Automated collection of medical images for research from heterogeneous systems: trials and tribulations

Radiological imaging is fundamental within the healthcare industry and has become routinely adopted for diagnosis, disease monitoring and treatment planning. Over the past two decades both diagnostic and therapeutic imaging have undergone a rapid growth, the ability to be able to harness this large influx of medical images can provide an essential resource for research and training. Traditionally, the systematic collection of medical images for research from heterogeneous sites has not been commonplace within the NHS and is fraught with challenges including; data acquisition, storage, secure transfer and correct anonymisation. Here, we describe a semi-automated system, which comprehensively oversees the collection of both unprocessed and processed medical images from acquisition to a centralised database.

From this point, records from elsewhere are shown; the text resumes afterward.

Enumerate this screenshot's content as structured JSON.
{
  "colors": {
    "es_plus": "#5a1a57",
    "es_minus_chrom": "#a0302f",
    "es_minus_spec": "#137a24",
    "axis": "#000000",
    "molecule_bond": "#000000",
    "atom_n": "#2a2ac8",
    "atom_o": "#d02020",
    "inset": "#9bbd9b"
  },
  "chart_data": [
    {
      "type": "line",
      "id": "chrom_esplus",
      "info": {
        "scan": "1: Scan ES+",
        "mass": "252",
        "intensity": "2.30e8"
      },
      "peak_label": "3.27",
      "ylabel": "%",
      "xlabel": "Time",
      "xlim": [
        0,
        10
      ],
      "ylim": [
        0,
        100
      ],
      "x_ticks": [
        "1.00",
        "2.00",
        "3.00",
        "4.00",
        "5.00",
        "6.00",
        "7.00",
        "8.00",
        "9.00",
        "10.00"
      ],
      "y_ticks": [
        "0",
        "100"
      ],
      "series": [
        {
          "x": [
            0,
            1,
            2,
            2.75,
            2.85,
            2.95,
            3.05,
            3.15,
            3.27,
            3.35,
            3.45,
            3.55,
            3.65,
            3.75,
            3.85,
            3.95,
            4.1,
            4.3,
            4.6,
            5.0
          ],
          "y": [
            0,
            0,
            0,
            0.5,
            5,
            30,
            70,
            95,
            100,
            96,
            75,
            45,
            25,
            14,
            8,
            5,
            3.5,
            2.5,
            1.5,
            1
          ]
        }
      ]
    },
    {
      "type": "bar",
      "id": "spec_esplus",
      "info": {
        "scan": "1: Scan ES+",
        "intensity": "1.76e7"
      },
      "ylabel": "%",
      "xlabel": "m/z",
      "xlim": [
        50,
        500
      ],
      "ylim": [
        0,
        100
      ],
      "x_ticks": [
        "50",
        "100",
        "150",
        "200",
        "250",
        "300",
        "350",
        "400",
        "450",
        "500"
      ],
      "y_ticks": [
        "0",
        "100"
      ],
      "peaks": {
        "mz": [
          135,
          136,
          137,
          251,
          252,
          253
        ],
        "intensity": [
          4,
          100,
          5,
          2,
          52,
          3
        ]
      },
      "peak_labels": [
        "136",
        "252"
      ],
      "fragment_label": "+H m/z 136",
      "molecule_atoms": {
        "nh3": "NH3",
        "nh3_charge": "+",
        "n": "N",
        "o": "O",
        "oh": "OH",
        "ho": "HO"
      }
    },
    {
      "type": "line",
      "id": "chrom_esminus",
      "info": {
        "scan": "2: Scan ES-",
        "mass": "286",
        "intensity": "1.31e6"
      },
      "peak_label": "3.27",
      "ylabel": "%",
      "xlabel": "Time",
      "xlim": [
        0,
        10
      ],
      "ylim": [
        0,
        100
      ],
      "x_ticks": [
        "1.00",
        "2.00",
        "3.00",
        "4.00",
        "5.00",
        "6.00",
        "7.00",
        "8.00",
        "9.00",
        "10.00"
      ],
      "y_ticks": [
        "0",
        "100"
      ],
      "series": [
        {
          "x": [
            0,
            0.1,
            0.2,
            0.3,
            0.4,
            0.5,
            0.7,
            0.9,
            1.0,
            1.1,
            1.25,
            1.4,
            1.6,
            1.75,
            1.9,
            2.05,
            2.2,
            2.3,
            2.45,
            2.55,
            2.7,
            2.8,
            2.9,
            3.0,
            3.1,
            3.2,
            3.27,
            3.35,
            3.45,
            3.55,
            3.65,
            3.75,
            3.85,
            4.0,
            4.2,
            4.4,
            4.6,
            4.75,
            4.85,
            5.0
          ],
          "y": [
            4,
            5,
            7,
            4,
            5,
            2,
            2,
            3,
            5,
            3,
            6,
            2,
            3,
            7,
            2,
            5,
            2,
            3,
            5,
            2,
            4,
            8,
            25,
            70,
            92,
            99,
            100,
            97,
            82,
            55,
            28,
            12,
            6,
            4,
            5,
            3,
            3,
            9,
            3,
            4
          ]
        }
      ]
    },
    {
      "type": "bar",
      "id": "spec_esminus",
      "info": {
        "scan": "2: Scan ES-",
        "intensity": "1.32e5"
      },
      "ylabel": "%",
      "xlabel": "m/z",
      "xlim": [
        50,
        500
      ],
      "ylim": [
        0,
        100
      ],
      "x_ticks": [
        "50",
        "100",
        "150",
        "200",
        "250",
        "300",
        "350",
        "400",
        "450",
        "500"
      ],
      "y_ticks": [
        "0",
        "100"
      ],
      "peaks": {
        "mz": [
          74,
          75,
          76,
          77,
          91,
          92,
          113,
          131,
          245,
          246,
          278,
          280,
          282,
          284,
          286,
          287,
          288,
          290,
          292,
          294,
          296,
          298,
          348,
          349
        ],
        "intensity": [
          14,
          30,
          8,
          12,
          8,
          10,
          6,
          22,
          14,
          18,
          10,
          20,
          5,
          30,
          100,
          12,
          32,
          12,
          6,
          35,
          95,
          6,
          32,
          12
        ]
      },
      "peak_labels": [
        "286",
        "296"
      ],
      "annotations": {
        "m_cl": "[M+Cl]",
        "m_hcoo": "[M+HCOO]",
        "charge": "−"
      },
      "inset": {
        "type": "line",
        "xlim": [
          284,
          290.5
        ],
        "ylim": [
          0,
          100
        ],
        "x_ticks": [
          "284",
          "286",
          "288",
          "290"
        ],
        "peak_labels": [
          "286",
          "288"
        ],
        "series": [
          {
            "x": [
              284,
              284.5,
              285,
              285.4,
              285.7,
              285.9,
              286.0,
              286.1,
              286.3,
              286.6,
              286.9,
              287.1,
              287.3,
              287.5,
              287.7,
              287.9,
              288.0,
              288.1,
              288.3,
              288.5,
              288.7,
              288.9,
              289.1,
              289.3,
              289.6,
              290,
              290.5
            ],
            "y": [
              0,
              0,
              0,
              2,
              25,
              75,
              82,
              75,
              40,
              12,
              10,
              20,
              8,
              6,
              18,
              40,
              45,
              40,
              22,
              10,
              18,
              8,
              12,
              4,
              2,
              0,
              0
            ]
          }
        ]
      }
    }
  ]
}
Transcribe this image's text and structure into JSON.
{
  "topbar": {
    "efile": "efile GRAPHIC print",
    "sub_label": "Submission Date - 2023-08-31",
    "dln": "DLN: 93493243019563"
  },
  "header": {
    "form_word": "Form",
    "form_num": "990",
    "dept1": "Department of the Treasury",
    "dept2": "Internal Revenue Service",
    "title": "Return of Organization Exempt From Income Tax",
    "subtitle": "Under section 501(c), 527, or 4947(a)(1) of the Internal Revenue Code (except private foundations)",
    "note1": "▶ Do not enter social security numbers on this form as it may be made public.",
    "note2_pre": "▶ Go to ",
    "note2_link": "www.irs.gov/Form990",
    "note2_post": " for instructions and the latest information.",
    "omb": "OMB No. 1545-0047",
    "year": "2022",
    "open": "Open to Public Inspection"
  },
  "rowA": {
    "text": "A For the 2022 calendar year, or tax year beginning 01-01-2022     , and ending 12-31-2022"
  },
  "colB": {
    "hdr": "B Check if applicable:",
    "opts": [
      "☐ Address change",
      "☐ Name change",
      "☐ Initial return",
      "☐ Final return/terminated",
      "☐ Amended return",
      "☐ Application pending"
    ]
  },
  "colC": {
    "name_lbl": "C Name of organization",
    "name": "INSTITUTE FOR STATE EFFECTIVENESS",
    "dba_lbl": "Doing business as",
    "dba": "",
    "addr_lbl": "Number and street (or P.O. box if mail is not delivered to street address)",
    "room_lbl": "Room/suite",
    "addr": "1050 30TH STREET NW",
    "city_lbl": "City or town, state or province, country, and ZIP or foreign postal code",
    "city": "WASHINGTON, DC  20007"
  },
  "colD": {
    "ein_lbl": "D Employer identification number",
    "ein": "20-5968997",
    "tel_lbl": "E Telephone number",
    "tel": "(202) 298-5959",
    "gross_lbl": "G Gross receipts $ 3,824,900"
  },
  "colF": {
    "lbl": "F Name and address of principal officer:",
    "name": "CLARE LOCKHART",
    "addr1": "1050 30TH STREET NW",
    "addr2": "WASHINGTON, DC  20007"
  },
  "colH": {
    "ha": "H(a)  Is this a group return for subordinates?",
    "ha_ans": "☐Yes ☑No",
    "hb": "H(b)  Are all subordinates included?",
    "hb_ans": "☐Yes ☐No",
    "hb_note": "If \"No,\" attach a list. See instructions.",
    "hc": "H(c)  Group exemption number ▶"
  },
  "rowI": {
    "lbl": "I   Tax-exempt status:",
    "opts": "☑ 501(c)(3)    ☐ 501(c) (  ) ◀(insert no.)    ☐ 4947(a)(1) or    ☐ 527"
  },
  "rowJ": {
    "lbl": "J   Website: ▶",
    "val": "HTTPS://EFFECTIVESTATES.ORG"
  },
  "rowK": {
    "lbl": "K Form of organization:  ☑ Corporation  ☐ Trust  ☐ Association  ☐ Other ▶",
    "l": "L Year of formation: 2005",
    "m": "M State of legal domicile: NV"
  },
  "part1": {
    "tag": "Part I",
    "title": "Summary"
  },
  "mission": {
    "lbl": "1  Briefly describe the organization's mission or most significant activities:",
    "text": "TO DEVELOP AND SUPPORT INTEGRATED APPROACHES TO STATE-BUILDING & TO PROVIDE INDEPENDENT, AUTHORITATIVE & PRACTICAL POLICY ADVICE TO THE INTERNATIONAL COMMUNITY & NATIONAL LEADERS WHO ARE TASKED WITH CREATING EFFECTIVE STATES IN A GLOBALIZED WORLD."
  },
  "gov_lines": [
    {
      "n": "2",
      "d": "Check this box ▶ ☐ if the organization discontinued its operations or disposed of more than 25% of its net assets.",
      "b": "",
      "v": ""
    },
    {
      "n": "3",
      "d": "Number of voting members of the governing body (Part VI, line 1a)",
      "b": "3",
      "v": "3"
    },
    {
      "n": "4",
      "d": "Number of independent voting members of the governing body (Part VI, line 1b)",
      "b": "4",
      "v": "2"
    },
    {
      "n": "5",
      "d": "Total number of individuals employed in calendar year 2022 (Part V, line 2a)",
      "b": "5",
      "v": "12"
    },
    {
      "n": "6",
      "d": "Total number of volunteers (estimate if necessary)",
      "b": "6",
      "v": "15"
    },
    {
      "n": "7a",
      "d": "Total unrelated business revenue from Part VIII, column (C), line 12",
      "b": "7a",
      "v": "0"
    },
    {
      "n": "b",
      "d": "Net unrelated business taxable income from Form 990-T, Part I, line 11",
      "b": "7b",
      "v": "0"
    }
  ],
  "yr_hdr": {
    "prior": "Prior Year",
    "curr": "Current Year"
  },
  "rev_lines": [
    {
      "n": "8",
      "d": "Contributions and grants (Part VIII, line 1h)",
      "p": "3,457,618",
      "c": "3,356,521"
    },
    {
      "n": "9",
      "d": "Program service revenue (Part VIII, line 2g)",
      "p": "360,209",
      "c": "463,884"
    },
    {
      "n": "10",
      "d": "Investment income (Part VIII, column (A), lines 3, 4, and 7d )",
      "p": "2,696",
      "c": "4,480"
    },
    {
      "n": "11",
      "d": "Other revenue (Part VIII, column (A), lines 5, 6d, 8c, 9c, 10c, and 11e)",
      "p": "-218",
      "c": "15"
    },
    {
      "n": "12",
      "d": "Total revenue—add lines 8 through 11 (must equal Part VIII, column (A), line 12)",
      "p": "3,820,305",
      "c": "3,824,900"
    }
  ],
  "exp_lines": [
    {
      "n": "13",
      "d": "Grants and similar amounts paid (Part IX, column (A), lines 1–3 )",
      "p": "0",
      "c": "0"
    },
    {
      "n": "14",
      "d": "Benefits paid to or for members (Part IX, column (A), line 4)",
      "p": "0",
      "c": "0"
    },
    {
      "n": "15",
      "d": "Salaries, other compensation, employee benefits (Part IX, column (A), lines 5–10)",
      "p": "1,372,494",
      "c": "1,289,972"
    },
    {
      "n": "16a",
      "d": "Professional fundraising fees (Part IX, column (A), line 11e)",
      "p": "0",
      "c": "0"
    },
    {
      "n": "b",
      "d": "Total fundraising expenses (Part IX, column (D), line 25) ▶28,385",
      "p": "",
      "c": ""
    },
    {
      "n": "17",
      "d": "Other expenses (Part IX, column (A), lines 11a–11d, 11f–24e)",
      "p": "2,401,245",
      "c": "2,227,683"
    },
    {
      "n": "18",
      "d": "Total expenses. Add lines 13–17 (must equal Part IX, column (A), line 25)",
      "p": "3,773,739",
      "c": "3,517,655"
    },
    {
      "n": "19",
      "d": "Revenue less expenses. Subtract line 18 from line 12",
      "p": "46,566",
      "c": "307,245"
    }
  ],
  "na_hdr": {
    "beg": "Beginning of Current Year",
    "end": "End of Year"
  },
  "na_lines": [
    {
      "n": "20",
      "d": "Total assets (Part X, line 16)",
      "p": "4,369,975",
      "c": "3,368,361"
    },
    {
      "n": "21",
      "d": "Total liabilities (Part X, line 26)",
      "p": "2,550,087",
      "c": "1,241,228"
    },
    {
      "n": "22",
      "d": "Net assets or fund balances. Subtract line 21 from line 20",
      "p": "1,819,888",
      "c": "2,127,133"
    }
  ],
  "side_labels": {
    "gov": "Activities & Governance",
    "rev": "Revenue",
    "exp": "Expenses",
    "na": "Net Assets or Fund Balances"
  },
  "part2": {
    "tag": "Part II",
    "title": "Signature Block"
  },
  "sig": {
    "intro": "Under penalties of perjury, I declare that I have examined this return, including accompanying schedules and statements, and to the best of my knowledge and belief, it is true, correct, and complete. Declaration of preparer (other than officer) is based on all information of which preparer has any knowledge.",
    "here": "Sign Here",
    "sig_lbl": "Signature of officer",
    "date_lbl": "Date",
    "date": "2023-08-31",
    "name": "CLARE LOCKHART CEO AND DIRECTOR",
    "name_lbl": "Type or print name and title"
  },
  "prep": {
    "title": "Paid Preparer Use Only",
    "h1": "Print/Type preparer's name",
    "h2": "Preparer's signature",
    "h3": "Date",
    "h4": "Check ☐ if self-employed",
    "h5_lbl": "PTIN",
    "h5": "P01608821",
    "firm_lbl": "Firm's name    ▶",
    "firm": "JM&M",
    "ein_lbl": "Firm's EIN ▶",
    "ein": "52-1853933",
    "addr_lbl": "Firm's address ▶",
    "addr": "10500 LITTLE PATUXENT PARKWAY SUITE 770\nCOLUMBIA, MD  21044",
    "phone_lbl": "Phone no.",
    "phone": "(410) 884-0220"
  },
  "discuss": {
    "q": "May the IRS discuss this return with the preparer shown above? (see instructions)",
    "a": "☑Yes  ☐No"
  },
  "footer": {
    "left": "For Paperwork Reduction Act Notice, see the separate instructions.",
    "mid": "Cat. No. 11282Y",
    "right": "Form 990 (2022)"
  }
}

The provision of unprocessed images within our repository enables a multitude of potential research possibilities that utilise the images. Furthermore, we have developed systems and software to integrate these data with their associated clinical data and annotations providing a centralised dataset for research. Currently we regularly collect digital mammography images from two sites and partially collect from a further three, with efforts to expand into other modalities and sites currently ongoing. At present we have collected 34,014 2D images from 2623 individuals. In this paper we describe our medical image collection system for research and discuss the wide spectrum of challenges faced during the design and implementation of such systems.